Koolhaas: Napisałem to w 1974 roku wspólnie z Rene Daalder. Scenariusz ma w sobie trzy poziomy. Na pierwszym poziomie bogaci Arabowie kupują archiwum filmowe w Hollywood i budują komputer dzięki któremu można ożywić ponownie każdą gwiazdę filmu. Drugi poziom dotyczy administracji Nixona, która wydaje fortunę na pomoc w znalezieniu zatrudnienia dla bezrobotnych aktorów. Trzeci poziom opowiada o Russie Meyerze, który robi film porno – ostatnią formę humanizmu.

 

To arcydzieło in statu nascendi nigdy nie zostało ukończone?

Koolhaas: W tym czasie inspirowaliśmy się przede wszystkim Fassbinderem. Niestety Meyer odrzucił ten materiał.

 

Z tego punktu widzenia architektura wydaje się łatwiejszym chlebem.

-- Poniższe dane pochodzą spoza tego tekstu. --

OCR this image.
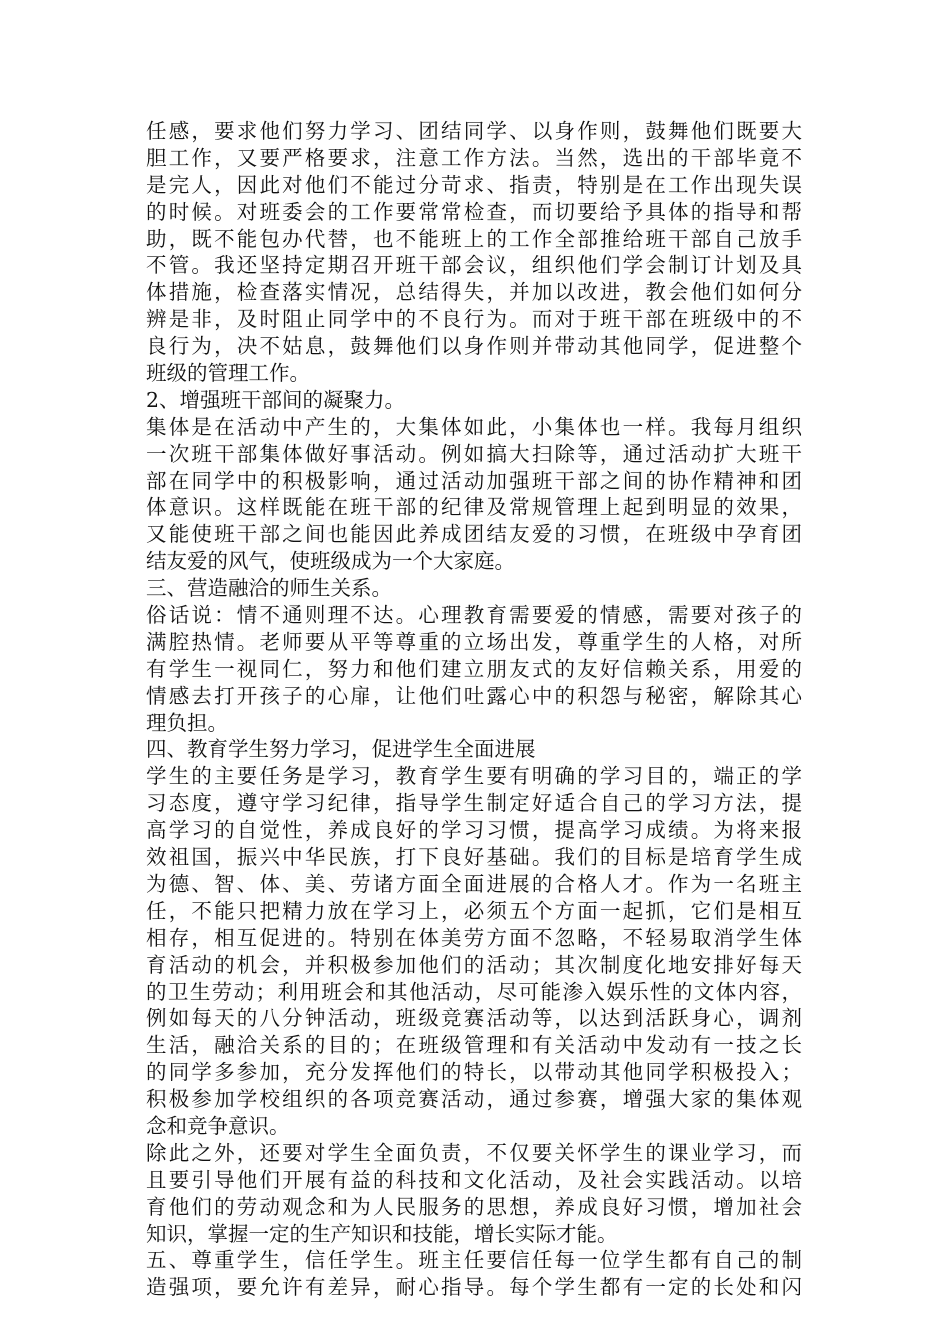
任感，要求他们努力学习、团结同学、以身作则，鼓舞他们既要大
胆工作，又要严格要求，注意工作方法。当然，选出的干部毕竟不
是完人，因此对他们不能过分苛求、指责，特别是在工作出现失误
的时候。对班委会的工作要常常检查，而切要给予具体的指导和帮
助，既不能包办代替，也不能班上的工作全部推给班干部自己放手
不管。我还坚持定期召开班干部会议，组织他们学会制订计划及具
体措施，检查落实情况，总结得失，并加以改进，教会他们如何分
辨是非，及时阻止同学中的不良行为。而对于班干部在班级中的不
良行为，决不姑息，鼓舞他们以身作则并带动其他同学，促进整个
班级的管理工作。
2、增强班干部间的凝聚力。
集体是在活动中产生的，大集体如此，小集体也一样。我每月组织
一次班干部集体做好事活动。例如搞大扫除等，通过活动扩大班干
部在同学中的积极影响，通过活动加强班干部之间的协作精神和团
体意识。这样既能在班干部的纪律及常规管理上起到明显的效果，
又能使班干部之间也能因此养成团结友爱的习惯，在班级中孕育团
结友爱的风气，使班级成为一个大家庭。
三、营造融洽的师生关系。
俗话说：情不通则理不达。心理教育需要爱的情感，需要对孩子的
满腔热情。老师要从平等尊重的立场出发，尊重学生的人格，对所
有学生一视同仁，努力和他们建立朋友式的友好信赖关系，用爱的
情感去打开孩子的心扉，让他们吐露心中的积怨与秘密，解除其心
理负担。
四、教育学生努力学习，促进学生全面进展
学生的主要任务是学习，教育学生要有明确的学习目的，端正的学
习态度，遵守学习纪律，指导学生制定好适合自己的学习方法，提
高学习的自觉性，养成良好的学习习惯，提高学习成绩。为将来报
效祖国，振兴中华民族，打下良好基础。我们的目标是培育学生成
为德、智、体、美、劳诸方面全面进展的合格人才。作为一名班主
任，不能只把精力放在学习上，必须五个方面一起抓，它们是相互
相存，相互促进的。特别在体美劳方面不忽略，不轻易取消学生体
育活动的机会，并积极参加他们的活动；其次制度化地安排好每天
的卫生劳动；利用班会和其他活动，尽可能渗入娱乐性的文体内容，
例如每天的八分钟活动，班级竞赛活动等，以达到活跃身心，调剂
生活，融洽关系的目的；在班级管理和有关活动中发动有一技之长
的同学多参加，充分发挥他们的特长，以带动其他同学积极投入；
积极参加学校组织的各项竞赛活动，通过参赛，增强大家的集体观
念和竞争意识。
除此之外，还要对学生全面负责，不仅要关怀学生的课业学习，而
且要引导他们开展有益的科技和文化活动，及社会实践活动。以培
育他们的劳动观念和为人民服务的思想，养成良好习惯，增加社会
知识，掌握一定的生产知识和技能，增长实际才能。
五、尊重学生，信任学生。班主任要信任每一位学生都有自己的制
造强项，要允许有差异，耐心指导。每个学生都有一定的长处和闪
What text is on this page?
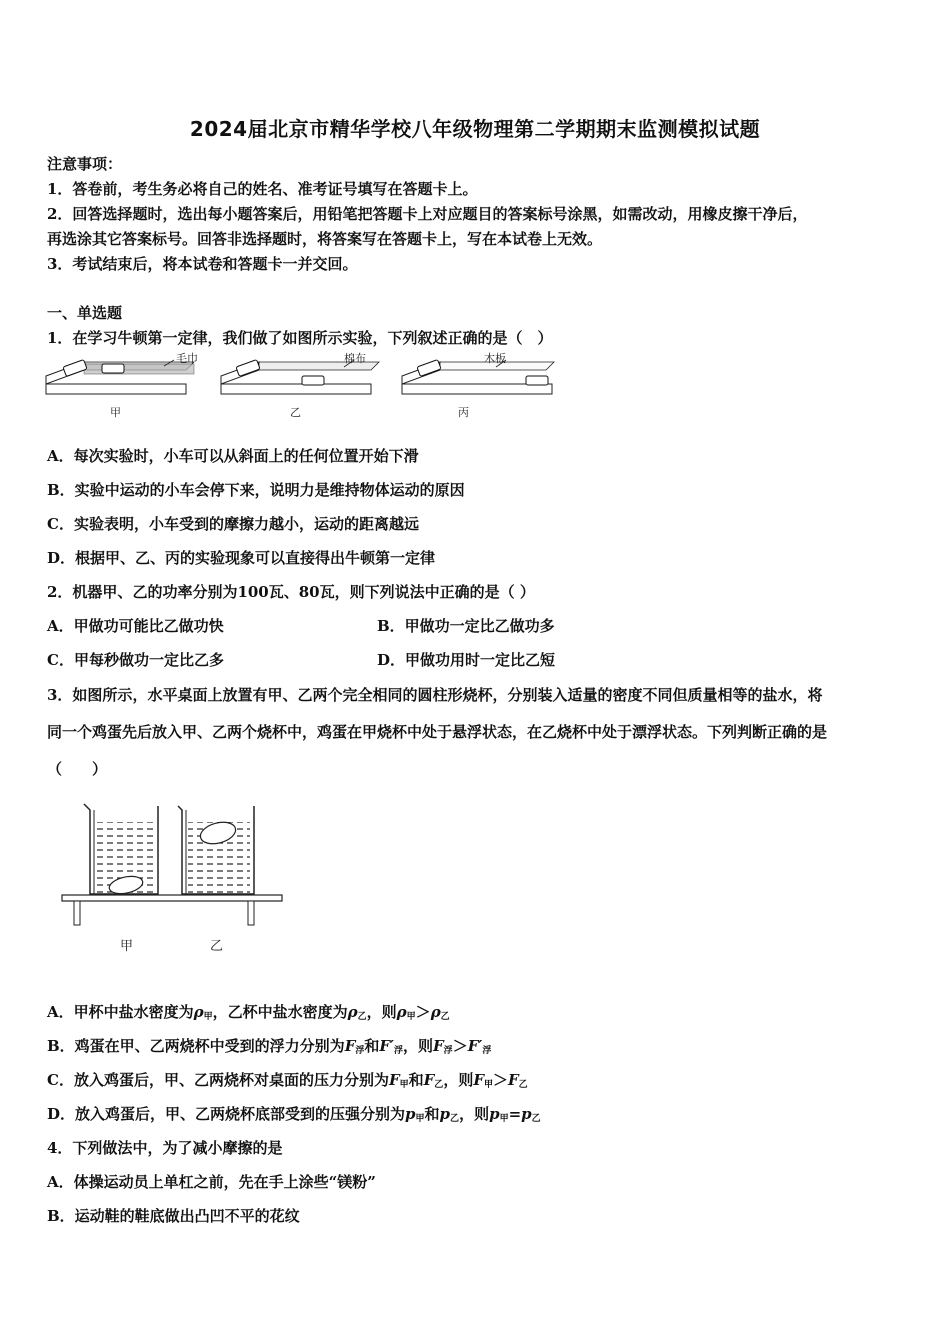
2024届北京市精华学校八年级物理第二学期期末监测模拟试题
注意事项：
1．答卷前，考生务必将自己的姓名、准考证号填写在答题卡上。
2．回答选择题时，选出每小题答案后，用铅笔把答题卡上对应题目的答案标号涂黑，如需改动，用橡皮擦干净后，
再选涂其它答案标号。回答非选择题时，将答案写在答题卡上，写在本试卷上无效。
3．考试结束后，将本试卷和答题卡一并交回。
一、单选题
1．在学习牛顿第一定律，我们做了如图所示实验，下列叙述正确的是（　）
毛巾
甲
棉布
乙
木板
丙
A．每次实验时，小车可以从斜面上的任何位置开始下滑
B．实验中运动的小车会停下来，说明力是维持物体运动的原因
C．实验表明，小车受到的摩擦力越小，运动的距离越远
D．根据甲、乙、丙的实验现象可以直接得出牛顿第一定律
2．机器甲、乙的功率分别为100瓦、80瓦，则下列说法中正确的是（ ）
A．甲做功可能比乙做功快	B．甲做功一定比乙做功多
C．甲每秒做功一定比乙多	D．甲做功用时一定比乙短
3．如图所示，水平桌面上放置有甲、乙两个完全相同的圆柱形烧杯，分别装入适量的密度不同但质量相等的盐水，将
同一个鸡蛋先后放入甲、乙两个烧杯中，鸡蛋在甲烧杯中处于悬浮状态，在乙烧杯中处于漂浮状态。下列判断正确的是
（　　）
甲	乙
A．甲杯中盐水密度为$\rho_甲$，乙杯中盐水密度为$\rho_乙$，则$\rho_甲>\rho_乙$
B．鸡蛋在甲、乙两烧杯中受到的浮力分别为$F_浮$和$F'_浮$，则$F_浮>F'_浮$
C．放入鸡蛋后，甲、乙两烧杯对桌面的压力分别为$F_甲$和$F_乙$，则$F_甲>F_乙$
D．放入鸡蛋后，甲、乙两烧杯底部受到的压强分别为$p_甲$和$p_乙$，则$p_甲=p_乙$
4．下列做法中，为了减小摩擦的是
A．体操运动员上单杠之前，先在手上涂些“镁粉”
B．运动鞋的鞋底做出凸凹不平的花纹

Koolhaas: Tak Pan myśli! Frustracje są niestety podobne.

 

Niech Pan nam o tym opowie.

Koolhaas: Dobrym przykładem jest Euro Disneyland pod Paryżem. We wczesnych latach 90-tych zostałem zaproszony wraz kilkoma innymi znanymi architektami, jak Peter Eisenman i Jean Nouvel, do udziału w konkursie. Na przykładzie tej historii można pokazać, czym jest dzisiaj architektura i ile znaczy w niej czynnik kreatywności. Pewnego dnia w czasie wakacji dostaliśmy zaproszenie na spotkanie z Michaelem Eisnerem - w tym czasie szefem Disneya. Powstała trochę niezręczna sytuacja – kilka znanych osób ze świata architektury miało stanąć do bezpośredniego pojedynku przed szefem światowej korporacji. Ale jeszcze zanim zaczęliśmy prezentację Eisner spotkał się z dwójką znanych, amerykańskich architektów, którzy powiedzieli mu, że ta cała banda Europejczyków za drzwiami tylko sprofanuje ideę Disneya. Eisner natychmiast odwołał nasze prezentacje i dał im zlecenie. To jest kapitalistyczna demokracja.

 

Czy Pana praca w takich niedemokratycznych krajach, jak Chiny czy Dubaj nie stawia Pana deklaracji politycznych w trochę dwuznacznym świetle?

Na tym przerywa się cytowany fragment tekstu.